On the other hand, there are a number of papers, which argue that climate change will have no significant impacts on US agriculture. Seo, in a recent issue of Climatic Change, essentially argues that the literature projecting big impacts confuses weather ("panel models") and climate ("cross sectional models") and that using weather instead of climate as a source of identification leads to big impacts. As Wolfram Schlenker and I note in a comment this is simply not true for five reasons:

1) Even the very limited number of papers he cites, which use weather as the source of variation to identify a sensitivity, clearly state what this means when interpreting the resulting coefficients. There is no confusion here.

2) He fails to discuss the fact that the bias from adaptation when using weather as a source of variation could go in either direction.

3) It is simply not true that all panel models find big impacts and all Ricardian cross sectional models find small impacts.
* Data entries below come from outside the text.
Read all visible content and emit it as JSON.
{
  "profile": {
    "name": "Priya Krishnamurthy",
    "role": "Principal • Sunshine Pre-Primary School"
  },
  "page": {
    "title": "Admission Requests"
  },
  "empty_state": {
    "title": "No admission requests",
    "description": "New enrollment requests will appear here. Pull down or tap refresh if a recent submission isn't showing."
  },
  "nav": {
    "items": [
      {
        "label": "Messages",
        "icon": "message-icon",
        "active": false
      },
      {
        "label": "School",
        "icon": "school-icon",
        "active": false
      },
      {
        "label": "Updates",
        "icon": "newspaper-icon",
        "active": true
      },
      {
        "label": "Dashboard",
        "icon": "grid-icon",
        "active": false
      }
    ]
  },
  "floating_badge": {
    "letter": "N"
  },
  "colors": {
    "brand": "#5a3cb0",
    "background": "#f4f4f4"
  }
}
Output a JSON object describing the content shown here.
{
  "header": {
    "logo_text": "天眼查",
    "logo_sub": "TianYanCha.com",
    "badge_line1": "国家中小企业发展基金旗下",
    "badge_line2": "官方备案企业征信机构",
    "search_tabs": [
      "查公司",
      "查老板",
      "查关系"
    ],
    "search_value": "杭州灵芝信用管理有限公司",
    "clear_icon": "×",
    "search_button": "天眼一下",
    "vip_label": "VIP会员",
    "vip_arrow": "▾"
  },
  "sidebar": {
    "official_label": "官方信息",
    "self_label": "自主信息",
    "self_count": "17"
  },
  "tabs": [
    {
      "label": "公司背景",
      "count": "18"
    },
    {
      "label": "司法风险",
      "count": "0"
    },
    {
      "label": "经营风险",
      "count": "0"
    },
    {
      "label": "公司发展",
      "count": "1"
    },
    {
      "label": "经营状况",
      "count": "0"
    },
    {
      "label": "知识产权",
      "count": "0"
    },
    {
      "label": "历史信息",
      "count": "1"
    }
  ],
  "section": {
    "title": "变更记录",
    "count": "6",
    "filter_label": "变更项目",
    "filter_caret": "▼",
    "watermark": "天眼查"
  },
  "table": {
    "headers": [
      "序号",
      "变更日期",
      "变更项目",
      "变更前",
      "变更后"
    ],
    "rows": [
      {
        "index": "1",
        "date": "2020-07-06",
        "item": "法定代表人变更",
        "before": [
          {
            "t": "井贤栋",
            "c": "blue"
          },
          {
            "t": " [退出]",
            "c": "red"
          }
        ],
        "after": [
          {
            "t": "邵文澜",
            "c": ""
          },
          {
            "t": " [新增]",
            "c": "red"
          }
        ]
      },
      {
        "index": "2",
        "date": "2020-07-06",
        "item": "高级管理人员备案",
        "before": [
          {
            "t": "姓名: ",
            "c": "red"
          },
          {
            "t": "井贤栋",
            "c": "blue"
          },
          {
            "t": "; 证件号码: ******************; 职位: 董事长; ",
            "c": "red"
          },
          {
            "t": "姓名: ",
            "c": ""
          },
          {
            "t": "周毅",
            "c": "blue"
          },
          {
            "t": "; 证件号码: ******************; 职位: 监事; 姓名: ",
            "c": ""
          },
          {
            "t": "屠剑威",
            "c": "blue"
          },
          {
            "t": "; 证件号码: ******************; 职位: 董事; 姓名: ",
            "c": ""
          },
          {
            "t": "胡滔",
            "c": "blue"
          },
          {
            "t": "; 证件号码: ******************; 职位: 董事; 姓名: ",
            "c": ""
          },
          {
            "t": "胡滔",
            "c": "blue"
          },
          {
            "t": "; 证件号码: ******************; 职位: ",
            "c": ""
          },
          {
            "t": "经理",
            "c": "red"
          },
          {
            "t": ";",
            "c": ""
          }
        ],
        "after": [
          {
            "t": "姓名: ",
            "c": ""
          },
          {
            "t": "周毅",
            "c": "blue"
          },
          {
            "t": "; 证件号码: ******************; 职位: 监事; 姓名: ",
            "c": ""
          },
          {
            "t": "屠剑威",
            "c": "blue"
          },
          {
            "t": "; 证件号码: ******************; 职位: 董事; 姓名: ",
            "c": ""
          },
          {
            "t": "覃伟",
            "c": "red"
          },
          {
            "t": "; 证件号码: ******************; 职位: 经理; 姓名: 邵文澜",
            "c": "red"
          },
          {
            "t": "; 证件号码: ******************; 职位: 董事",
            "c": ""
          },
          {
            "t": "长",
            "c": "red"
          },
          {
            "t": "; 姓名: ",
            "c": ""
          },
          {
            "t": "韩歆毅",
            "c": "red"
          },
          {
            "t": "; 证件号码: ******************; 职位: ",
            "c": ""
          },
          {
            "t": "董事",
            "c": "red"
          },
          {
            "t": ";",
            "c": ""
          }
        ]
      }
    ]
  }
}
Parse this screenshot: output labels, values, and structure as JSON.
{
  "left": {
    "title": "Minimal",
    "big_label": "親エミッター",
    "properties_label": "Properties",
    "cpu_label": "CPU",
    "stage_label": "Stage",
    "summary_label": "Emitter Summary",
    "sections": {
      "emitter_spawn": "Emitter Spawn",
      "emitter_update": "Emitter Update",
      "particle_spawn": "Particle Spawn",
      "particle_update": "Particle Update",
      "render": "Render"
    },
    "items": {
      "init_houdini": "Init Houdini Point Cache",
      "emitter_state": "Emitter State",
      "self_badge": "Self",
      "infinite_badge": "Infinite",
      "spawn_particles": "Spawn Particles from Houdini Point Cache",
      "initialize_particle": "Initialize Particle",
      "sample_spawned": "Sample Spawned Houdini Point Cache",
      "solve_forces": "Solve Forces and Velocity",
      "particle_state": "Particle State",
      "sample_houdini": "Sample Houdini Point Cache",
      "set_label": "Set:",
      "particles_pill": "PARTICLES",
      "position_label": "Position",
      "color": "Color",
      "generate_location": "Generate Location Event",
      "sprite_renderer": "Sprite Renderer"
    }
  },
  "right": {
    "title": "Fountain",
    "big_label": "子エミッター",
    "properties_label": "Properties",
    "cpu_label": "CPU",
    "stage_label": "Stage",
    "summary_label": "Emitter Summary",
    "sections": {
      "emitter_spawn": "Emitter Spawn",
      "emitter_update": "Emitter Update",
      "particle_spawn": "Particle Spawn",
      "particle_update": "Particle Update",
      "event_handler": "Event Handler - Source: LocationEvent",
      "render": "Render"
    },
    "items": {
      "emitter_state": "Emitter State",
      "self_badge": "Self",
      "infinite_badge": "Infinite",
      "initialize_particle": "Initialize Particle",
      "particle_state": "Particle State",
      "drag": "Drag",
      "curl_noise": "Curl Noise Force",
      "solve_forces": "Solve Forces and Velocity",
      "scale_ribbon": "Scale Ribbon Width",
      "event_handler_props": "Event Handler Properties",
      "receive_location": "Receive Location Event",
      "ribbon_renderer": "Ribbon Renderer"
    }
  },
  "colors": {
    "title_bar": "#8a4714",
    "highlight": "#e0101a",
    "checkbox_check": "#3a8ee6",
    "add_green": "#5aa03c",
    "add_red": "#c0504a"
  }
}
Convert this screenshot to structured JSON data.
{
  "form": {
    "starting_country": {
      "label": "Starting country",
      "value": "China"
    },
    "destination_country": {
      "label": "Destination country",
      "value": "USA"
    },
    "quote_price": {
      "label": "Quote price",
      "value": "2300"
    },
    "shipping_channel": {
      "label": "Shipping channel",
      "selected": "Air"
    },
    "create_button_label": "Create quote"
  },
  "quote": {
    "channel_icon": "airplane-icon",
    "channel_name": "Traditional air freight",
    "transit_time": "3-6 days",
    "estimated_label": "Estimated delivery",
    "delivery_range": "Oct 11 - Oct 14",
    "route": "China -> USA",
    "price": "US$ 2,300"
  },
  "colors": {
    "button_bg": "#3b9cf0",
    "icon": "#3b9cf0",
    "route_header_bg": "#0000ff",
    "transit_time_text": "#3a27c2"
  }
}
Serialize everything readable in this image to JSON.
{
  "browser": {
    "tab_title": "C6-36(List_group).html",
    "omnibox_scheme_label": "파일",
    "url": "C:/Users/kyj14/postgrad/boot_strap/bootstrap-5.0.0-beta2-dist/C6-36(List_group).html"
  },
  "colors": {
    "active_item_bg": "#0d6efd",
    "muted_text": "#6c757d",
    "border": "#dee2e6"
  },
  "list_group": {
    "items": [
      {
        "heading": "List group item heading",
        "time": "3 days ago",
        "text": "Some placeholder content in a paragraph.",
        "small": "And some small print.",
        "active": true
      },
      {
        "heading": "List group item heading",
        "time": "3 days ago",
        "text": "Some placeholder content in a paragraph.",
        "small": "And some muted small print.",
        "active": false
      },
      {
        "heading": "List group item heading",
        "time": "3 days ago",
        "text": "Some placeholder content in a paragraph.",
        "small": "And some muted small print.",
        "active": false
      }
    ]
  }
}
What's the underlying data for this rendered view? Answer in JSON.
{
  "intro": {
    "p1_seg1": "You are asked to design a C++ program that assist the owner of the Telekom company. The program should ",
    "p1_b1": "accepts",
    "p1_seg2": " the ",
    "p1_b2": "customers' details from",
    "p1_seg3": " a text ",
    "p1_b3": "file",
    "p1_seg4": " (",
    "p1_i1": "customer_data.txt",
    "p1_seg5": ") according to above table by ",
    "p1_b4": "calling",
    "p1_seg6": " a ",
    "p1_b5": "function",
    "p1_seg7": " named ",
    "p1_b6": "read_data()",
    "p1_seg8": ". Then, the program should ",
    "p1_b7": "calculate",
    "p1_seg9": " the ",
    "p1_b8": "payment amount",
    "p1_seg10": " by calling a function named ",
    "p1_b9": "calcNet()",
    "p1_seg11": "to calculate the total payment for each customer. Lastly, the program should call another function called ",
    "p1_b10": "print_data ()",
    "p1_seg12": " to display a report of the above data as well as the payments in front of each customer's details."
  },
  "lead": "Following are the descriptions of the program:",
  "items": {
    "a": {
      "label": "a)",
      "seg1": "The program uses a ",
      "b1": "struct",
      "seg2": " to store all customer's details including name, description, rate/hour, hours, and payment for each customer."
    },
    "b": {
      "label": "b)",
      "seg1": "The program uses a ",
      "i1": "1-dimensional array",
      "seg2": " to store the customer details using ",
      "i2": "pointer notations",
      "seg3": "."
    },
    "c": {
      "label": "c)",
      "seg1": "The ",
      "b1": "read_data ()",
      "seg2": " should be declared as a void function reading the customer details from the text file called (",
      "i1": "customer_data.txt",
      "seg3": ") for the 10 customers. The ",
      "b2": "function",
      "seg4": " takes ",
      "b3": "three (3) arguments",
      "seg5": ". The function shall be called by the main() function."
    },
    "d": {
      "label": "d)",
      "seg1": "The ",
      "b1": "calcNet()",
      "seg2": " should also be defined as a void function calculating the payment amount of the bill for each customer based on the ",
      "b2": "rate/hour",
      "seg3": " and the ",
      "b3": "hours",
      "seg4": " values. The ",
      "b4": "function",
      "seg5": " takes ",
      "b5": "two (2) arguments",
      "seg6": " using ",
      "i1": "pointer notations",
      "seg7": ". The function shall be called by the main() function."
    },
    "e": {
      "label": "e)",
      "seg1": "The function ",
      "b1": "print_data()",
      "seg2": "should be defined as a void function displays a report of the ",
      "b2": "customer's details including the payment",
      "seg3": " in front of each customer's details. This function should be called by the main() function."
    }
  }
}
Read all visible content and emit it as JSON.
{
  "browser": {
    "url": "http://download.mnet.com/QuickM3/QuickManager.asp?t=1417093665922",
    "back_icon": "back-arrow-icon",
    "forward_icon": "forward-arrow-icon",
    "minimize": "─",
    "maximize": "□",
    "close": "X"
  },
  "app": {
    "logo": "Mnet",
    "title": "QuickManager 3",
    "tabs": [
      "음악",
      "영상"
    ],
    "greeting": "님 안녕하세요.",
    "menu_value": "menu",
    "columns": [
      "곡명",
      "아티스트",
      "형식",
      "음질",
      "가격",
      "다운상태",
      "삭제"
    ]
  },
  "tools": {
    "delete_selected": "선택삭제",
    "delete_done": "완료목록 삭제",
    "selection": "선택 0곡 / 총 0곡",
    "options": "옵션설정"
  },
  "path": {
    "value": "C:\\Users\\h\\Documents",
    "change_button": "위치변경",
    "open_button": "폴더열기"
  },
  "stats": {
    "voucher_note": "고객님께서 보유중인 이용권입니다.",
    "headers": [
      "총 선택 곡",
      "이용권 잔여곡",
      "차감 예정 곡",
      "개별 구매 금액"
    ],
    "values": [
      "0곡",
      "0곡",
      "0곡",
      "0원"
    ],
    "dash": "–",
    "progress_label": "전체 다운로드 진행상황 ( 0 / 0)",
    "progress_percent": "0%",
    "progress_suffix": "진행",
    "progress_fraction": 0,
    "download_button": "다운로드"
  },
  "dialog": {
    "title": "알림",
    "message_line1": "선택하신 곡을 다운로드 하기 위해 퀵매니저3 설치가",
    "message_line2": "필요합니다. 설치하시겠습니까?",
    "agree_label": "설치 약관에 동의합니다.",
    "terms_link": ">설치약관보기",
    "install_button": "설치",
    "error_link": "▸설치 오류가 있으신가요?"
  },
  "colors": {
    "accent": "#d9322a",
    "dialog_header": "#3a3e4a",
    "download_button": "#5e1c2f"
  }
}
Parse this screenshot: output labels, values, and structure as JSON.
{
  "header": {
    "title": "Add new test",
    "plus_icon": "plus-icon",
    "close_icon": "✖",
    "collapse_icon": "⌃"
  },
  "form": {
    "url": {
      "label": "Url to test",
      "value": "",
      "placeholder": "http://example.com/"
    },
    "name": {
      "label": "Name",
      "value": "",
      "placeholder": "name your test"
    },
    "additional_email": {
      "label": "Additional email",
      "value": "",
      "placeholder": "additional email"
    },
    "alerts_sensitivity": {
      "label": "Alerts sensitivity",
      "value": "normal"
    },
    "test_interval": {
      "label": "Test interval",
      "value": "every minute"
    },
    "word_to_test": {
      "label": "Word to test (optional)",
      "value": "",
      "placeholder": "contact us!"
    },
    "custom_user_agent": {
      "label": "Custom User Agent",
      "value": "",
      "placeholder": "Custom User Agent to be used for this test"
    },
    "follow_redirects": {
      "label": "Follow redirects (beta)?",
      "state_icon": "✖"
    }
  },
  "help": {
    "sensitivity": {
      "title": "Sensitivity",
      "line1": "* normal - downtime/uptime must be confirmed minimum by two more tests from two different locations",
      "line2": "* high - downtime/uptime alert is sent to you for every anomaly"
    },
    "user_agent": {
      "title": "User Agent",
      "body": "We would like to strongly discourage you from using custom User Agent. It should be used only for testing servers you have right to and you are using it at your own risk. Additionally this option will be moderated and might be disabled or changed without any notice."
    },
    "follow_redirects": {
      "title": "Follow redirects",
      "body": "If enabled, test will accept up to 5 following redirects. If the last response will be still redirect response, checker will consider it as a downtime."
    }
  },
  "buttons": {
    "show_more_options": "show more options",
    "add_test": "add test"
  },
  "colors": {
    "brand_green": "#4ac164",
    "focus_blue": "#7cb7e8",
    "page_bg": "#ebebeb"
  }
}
There are big and small impacts to be found in both camps.

4) There is recent work by Burke and Emerick, which uses the fixed effects identification strategy with climate on the right hand side! I wish I would have thought of that. They can compare their "long differences" (a.k.a. climate) sensitivity results to more traditional weather sensitivity results and find no significant difference between the two. This will either enrage both camps or make them very happy, since it suggests that the difference between sources of variation (weather versus climate) in this setting is not huge. 

5) The big differences in studies may finally not be due to differences in sensitivities, but differences in the climate model used. Burke et al. point out that uncertainty over future climate is a major driver of variation in impacts. We refer the reader to this excellent study, which discusses a much broader universe of studies and very carefully discusses the sources of uncertainty in impacts estimates.

We are of the humble opinion, that the most carefully done studies using both identification strategies yield similar estimates for the Eastern United States.